An image is something that’s in your head, something cognitive. You “see” an image visually, mentally.  This sight is provoked by some sensory input.  Maybe one can even feel an image.  Perhaps, for example, the sensation of sound waves hitting one’s skin provokes the thought of those sound waves hitting one’s skin and a mental image of the sound waves hitting one’s skin.  I’m interested in the distinction between image or signal input and image interpretation—the beginning and the end of the sensory process; what is the difference between signal and interpretation and can or should the distinction be made when answering the “what is an image” question?  Should the sound waves I mentioned in the above example be distinguished from the images or thoughts that they provoke? Can sound be considered and image? How inclusive can the term “image” be?              I wonder what a mental image might consist of in the mind of a blind person, or even a blind and deaf person.
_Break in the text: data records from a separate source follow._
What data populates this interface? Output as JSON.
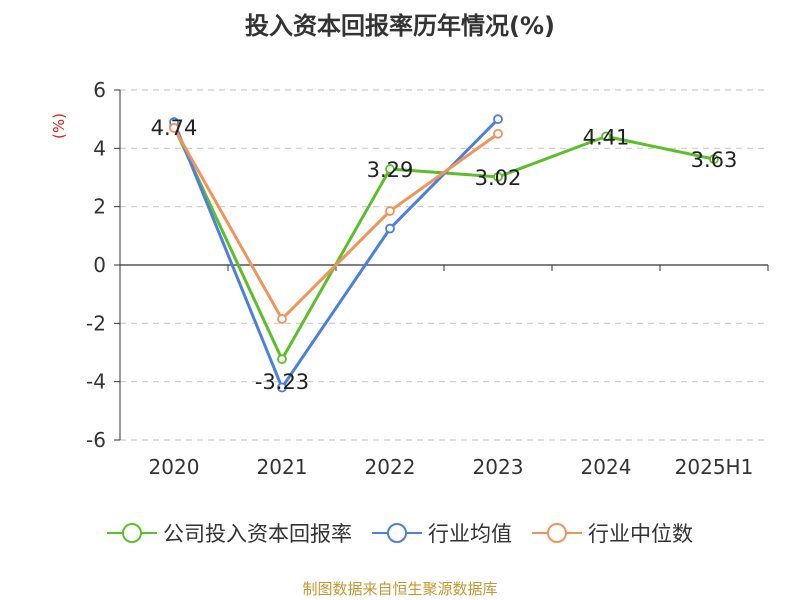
{
  "title": "投入资本回报率历年情况(%)",
  "source": "制图数据来自恒生聚源数据库",
  "chart_data": {
    "type": "line",
    "title": "投入资本回报率历年情况(%)",
    "ylabel": "(%)",
    "categories": [
      "2020",
      "2021",
      "2022",
      "2023",
      "2024",
      "2025H1"
    ],
    "ylim": [
      -6,
      6
    ],
    "yticks": [
      6,
      4,
      2,
      0,
      -2,
      -4,
      -6
    ],
    "grid": true,
    "legend_position": "bottom",
    "series": [
      {
        "name": "公司投入资本回报率",
        "color": "#5cbf2a",
        "values": [
          4.74,
          -3.23,
          3.29,
          3.02,
          4.41,
          3.63
        ],
        "labels": [
          "4.74",
          "-3.23",
          "3.29",
          "3.02",
          "4.41",
          "3.63"
        ]
      },
      {
        "name": "行业均值",
        "color": "#4d7fdc",
        "values": [
          4.9,
          -4.2,
          1.25,
          5.0,
          null,
          null
        ]
      },
      {
        "name": "行业中位数",
        "color": "#f4925c",
        "values": [
          4.7,
          -1.85,
          1.85,
          4.5,
          null,
          null
        ]
      }
    ]
  }
}
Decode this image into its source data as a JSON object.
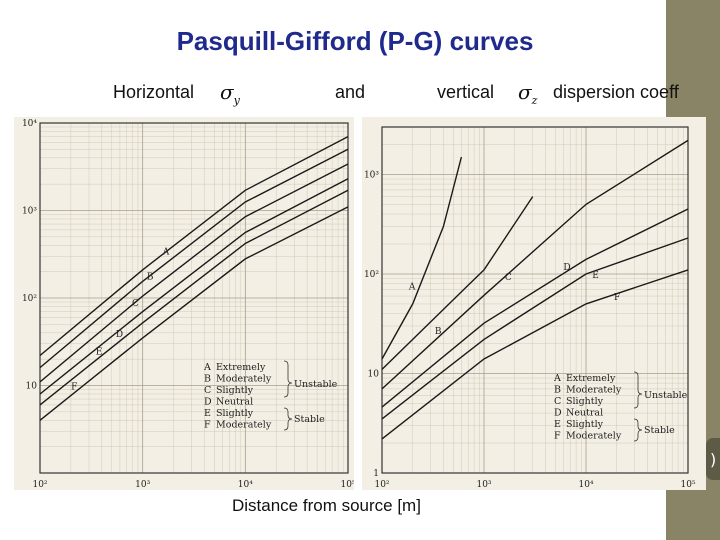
{
  "slide": {
    "title": "Pasquill-Gifford (P-G)  curves",
    "sub_horizontal": "Horizontal",
    "sigma_y_symbol": "σ",
    "sigma_y_sub": "y",
    "sub_and": "and",
    "sub_vertical": "vertical",
    "sigma_z_symbol": "σ",
    "sigma_z_sub": "z",
    "sub_tail": "dispersion coeff",
    "xaxis_label": "Distance from source [m]"
  },
  "chart_data": [
    {
      "type": "line",
      "name": "sigma_y",
      "xscale": "log",
      "yscale": "log",
      "xlim": [
        100,
        100000
      ],
      "ylim": [
        1,
        10000
      ],
      "xticks": [
        "10²",
        "10³",
        "10⁴",
        "10⁵"
      ],
      "yticks": [
        "10",
        "10²",
        "10³",
        "10⁴"
      ],
      "series": [
        {
          "name": "A",
          "x": [
            100,
            1000,
            10000,
            100000
          ],
          "values": [
            22,
            210,
            1700,
            7000
          ]
        },
        {
          "name": "B",
          "x": [
            100,
            1000,
            10000,
            100000
          ],
          "values": [
            16,
            155,
            1250,
            5000
          ]
        },
        {
          "name": "C",
          "x": [
            100,
            1000,
            10000,
            100000
          ],
          "values": [
            11,
            105,
            850,
            3400
          ]
        },
        {
          "name": "D",
          "x": [
            100,
            1000,
            10000,
            100000
          ],
          "values": [
            8,
            70,
            560,
            2300
          ]
        },
        {
          "name": "E",
          "x": [
            100,
            1000,
            10000,
            100000
          ],
          "values": [
            6,
            52,
            420,
            1700
          ]
        },
        {
          "name": "F",
          "x": [
            100,
            1000,
            10000,
            100000
          ],
          "values": [
            4,
            35,
            280,
            1100
          ]
        }
      ],
      "legend": [
        {
          "letter": "A",
          "text": "Extremely"
        },
        {
          "letter": "B",
          "text": "Moderately"
        },
        {
          "letter": "C",
          "text": "Slightly"
        },
        {
          "letter": "D",
          "text": "Neutral"
        },
        {
          "letter": "E",
          "text": "Slightly"
        },
        {
          "letter": "F",
          "text": "Moderately"
        }
      ],
      "legend_groups": [
        "Unstable",
        "Stable"
      ],
      "legend_position": "bottom-right"
    },
    {
      "type": "line",
      "name": "sigma_z",
      "xscale": "log",
      "yscale": "log",
      "xlim": [
        100,
        100000
      ],
      "ylim": [
        1,
        3000
      ],
      "xticks": [
        "10²",
        "10³",
        "10⁴",
        "10⁵"
      ],
      "yticks": [
        "1",
        "10",
        "10²",
        "10³"
      ],
      "series": [
        {
          "name": "A",
          "x": [
            100,
            200,
            400,
            600
          ],
          "values": [
            14,
            50,
            300,
            1500
          ]
        },
        {
          "name": "B",
          "x": [
            100,
            500,
            1000,
            3000
          ],
          "values": [
            11,
            55,
            110,
            600
          ]
        },
        {
          "name": "C",
          "x": [
            100,
            1000,
            10000,
            100000
          ],
          "values": [
            7,
            61,
            500,
            2200
          ]
        },
        {
          "name": "D",
          "x": [
            100,
            1000,
            10000,
            100000
          ],
          "values": [
            4.6,
            32,
            140,
            450
          ]
        },
        {
          "name": "E",
          "x": [
            100,
            1000,
            10000,
            100000
          ],
          "values": [
            3.5,
            22,
            100,
            230
          ]
        },
        {
          "name": "F",
          "x": [
            100,
            1000,
            10000,
            100000
          ],
          "values": [
            2.2,
            14,
            50,
            110
          ]
        }
      ],
      "legend": [
        {
          "letter": "A",
          "text": "Extremely"
        },
        {
          "letter": "B",
          "text": "Moderately"
        },
        {
          "letter": "C",
          "text": "Slightly"
        },
        {
          "letter": "D",
          "text": "Neutral"
        },
        {
          "letter": "E",
          "text": "Slightly"
        },
        {
          "letter": "F",
          "text": "Moderately"
        }
      ],
      "legend_groups": [
        "Unstable",
        "Stable"
      ],
      "legend_position": "bottom-right"
    }
  ]
}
I’m curious about whether or not an image, as I have defined it above, can exist on it’s own.  By that I mean, can a mental image exist just as a standalone entity, uninfluenced by any previous experience or structural understanding of the world, as an abstraction?  I suppose this question enters the realm of linguistics and psychology, and probably some other very esoteric fields and subfields the names of which I will most likely never know.

Honestly, this question just raises a million more questions, ones which I’m unqualified to answer at this point. But maybe my lack of qualification is irrelevant.  Maybe image is everything.  Maybe image is cognition and cognition is reliant on sensation. Maybe art is, or can be, on a high level, just the manipulation and direction of “image,” in its broadest sense, and experience.  Maybe the distinction between visual arts and other arts is in the intention of the artist and the medium.  Maybe understanding the commonality between different “art forms” and media can allow us to create art that is especially effective and impactful.


I like some of the things that Emma had to say, mainly about the difference between our scientific or factual—if you want to call it that—understanding of the physics of visual (seen) imagery and how we interpret or process the images that we see. It really depends on what we look at and how we look at it.  In the case of “visual arts,” how we guide the viewer to see or feel or think something specific.  Emma uses the example of individual pixels being points of light on a screen while a collection of them can be interpreted as an image, something describable, possibly conceptual, and that could also be poetic and or abstract.


 Those are my thoughts so far.  Cheerio.